Justin Chang is an American film critic for the Los Angeles Times.
Justin Chang grew up in Southern California and graduated from the University of Southern California. Chang first became interested in film critique while in high school because he found it fascinating that "two or three (or 40 or 50) intelligent people could watch a film and come away with completely different reactions to it."

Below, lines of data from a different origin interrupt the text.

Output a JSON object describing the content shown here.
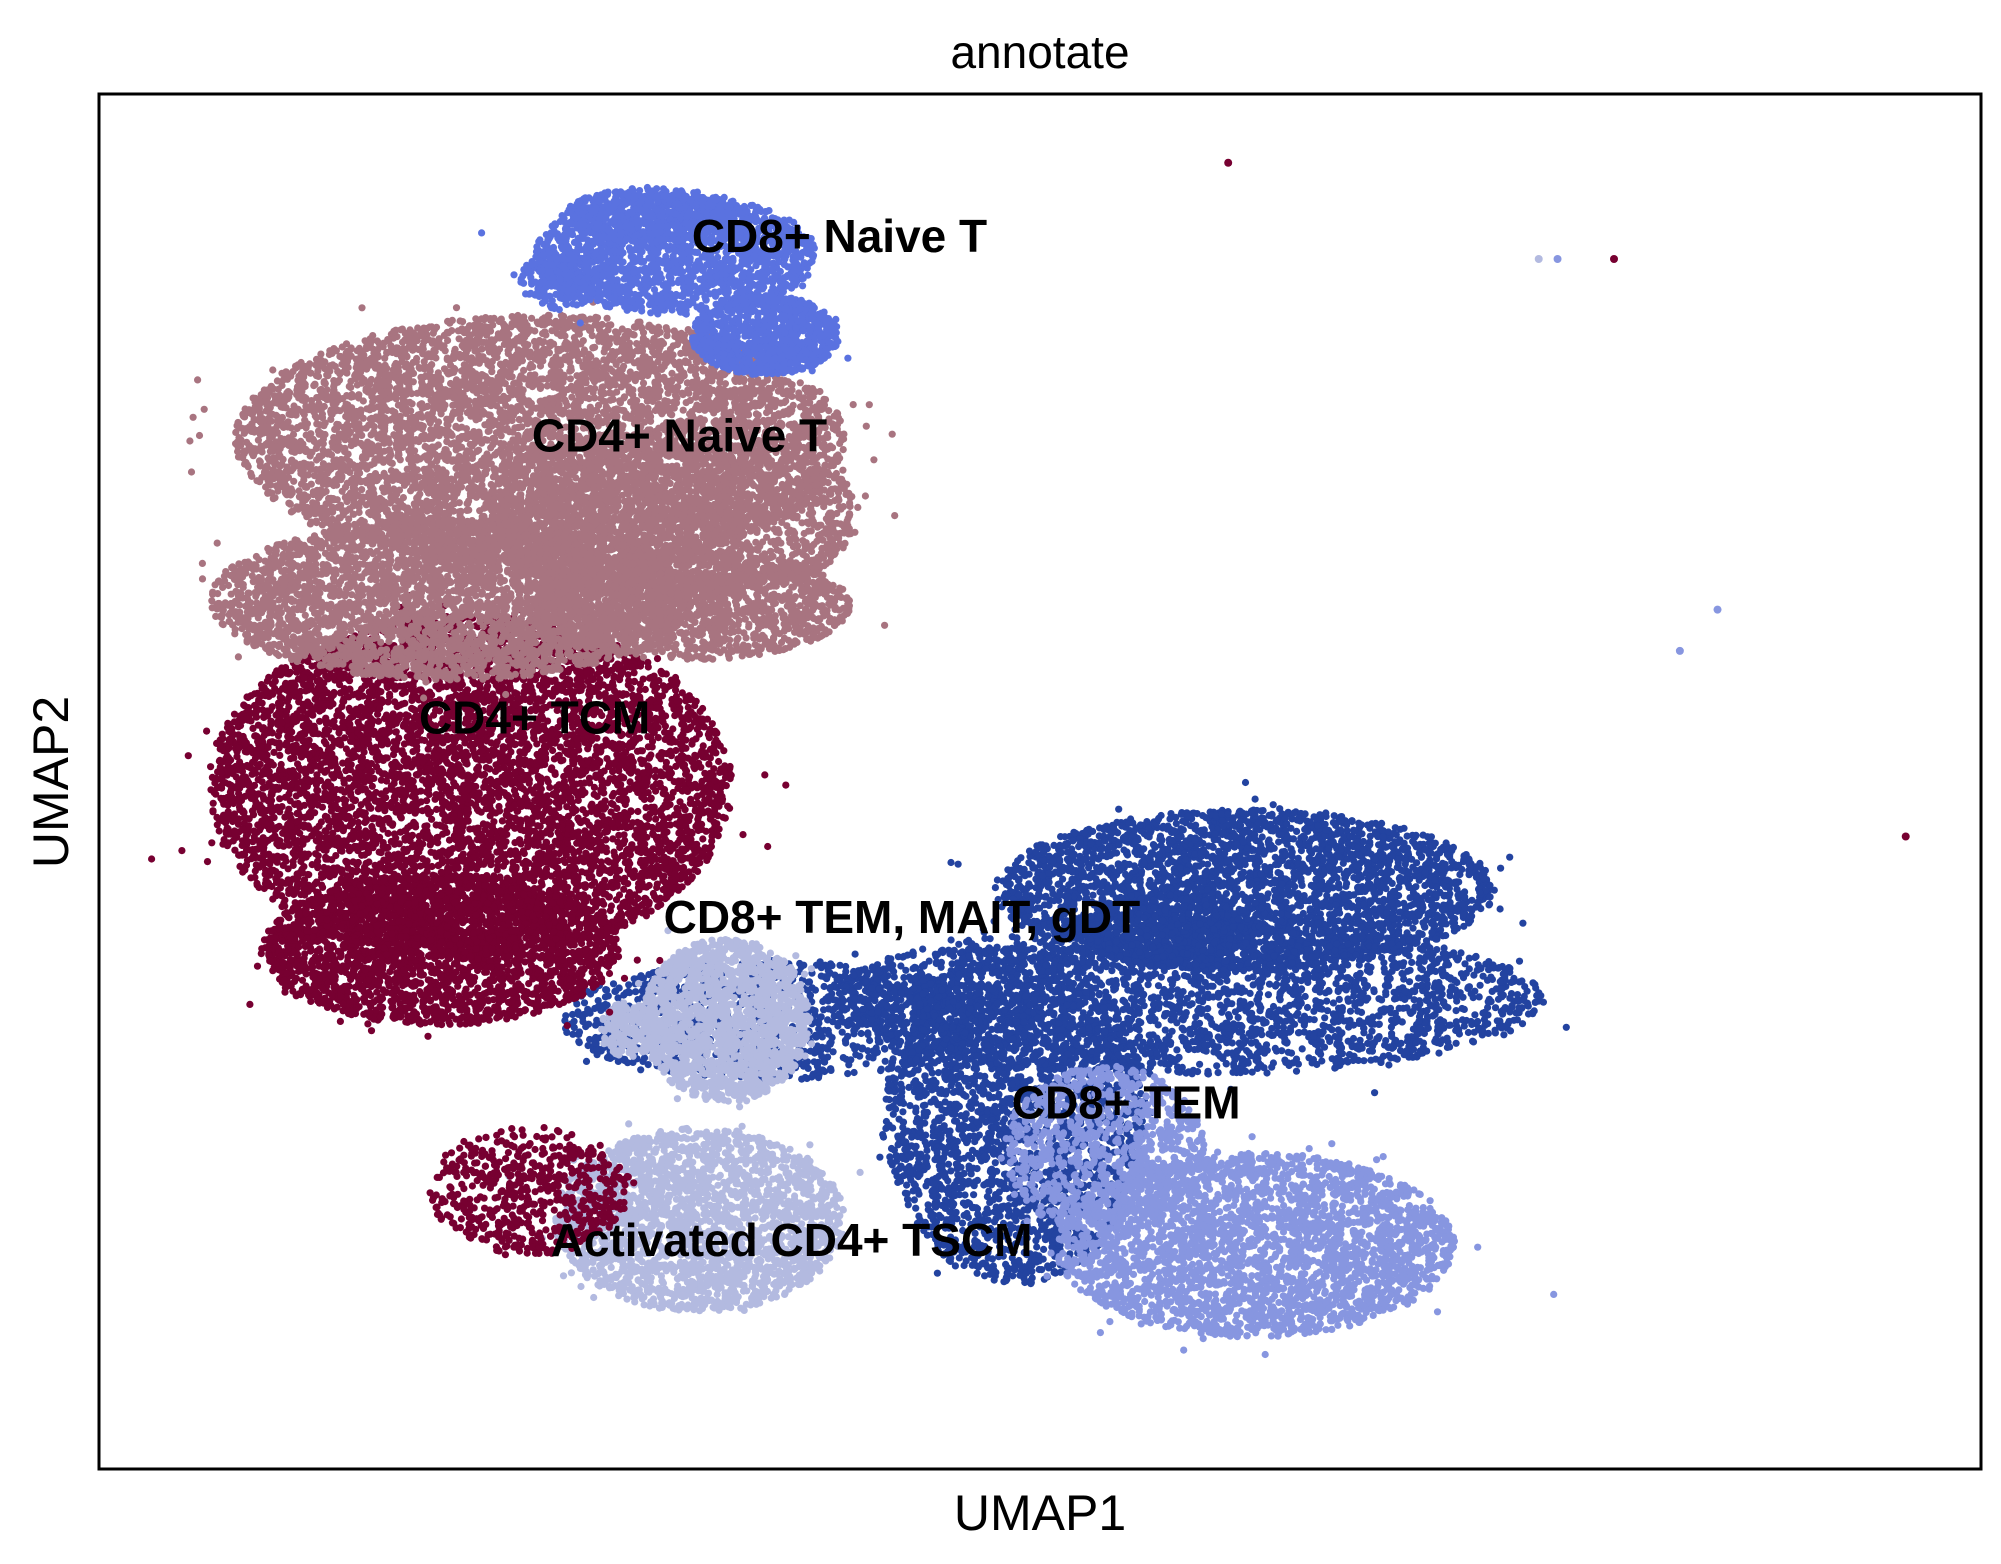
{
  "chart_data": {
    "type": "scatter",
    "title": "annotate",
    "xlabel": "UMAP1",
    "ylabel": "UMAP2",
    "xlim": [
      0,
      100
    ],
    "ylim": [
      0,
      100
    ],
    "grid": false,
    "ticks": false,
    "legend": "on data",
    "clusters": [
      {
        "name": "CD8+ Naive T",
        "color": "#5a72e0",
        "label_x": 31.5,
        "label_y": 88.5
      },
      {
        "name": "CD4+ Naive T",
        "color": "#a87480",
        "label_x": 23,
        "label_y": 74
      },
      {
        "name": "CD4+ TCM",
        "color": "#770031",
        "label_x": 17,
        "label_y": 53.5
      },
      {
        "name": "CD8+ TEM, MAIT, gDT",
        "color": "#b3bae0",
        "label_x": 30,
        "label_y": 39
      },
      {
        "name": "CD8+ TEM",
        "color": "#8796e0",
        "label_x": 48.5,
        "label_y": 25.5
      },
      {
        "name": "Activated CD4+ TSCM",
        "color": "#2343a0",
        "label_x": 24,
        "label_y": 15.5
      }
    ],
    "outliers": [
      {
        "x": 60,
        "y": 95,
        "color": "#770031"
      },
      {
        "x": 80.5,
        "y": 88,
        "color": "#770031"
      },
      {
        "x": 76.5,
        "y": 88,
        "color": "#b3bae0"
      },
      {
        "x": 77.5,
        "y": 88,
        "color": "#8796e0"
      },
      {
        "x": 86,
        "y": 62.5,
        "color": "#8796e0"
      },
      {
        "x": 84,
        "y": 59.5,
        "color": "#8796e0"
      },
      {
        "x": 96,
        "y": 46,
        "color": "#770031"
      }
    ]
  }
}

Chang began his career as a film critic in 2010. He currently works for the Los Angeles Times, and is a regular contributor to "FilmWeek" and the NPR program Fresh Air. Previously, he was hired as an intern at Variety magazine in May 2004, and became a senior film critic for the magazine in 2010 before being promoted to its chief film critic in 2013. He is the author of the book FilmCraft: Editing. Chang is the chair of the National Society of Film Critics and the secretary of the Los Angeles Film Critics Association. In 2014, he received the inaugural Roger Ebert Award from the African-American Film Critics Association.
While accepting the New Generation Award at the LA Film Critics awards ceremony in January 2016, American film director and screenwriter Ryan Coogler praised Chang for his contributions to criticism. Coogler recalled attending the Cannes Film Festival in 2009 as a student filmmaker scrounging tickets and spending his down time in the Variety tent, where a “crazy typing guy” caught his attention:
"I would see people coming in and out, working. But it was this guy, going crazy on his laptop, and he would run off, and then he’d come back and go crazy on his laptop, and he would run off. He looked different from everybody else in the room, because he was Asian. So I was thinking, ‘What’s this Asian dude doing in here, typing away on his laptop, crazy?’ He would type like a madman. He would type with a fury that I recognized, because that’s how I type — with passion, when I’m trying to get words out. One day I asked, and they said, ‘That’s Justin. He’s our critic.’ It was crazy, because I said, ‘Oh wow, this is the first time I’ve actually seen a critic work.’ I read reviews, I would see Siskel and Ebert on TV, I met critics’ studies majors at my school, but I’d never seen a critic do the work…. I always remembered that.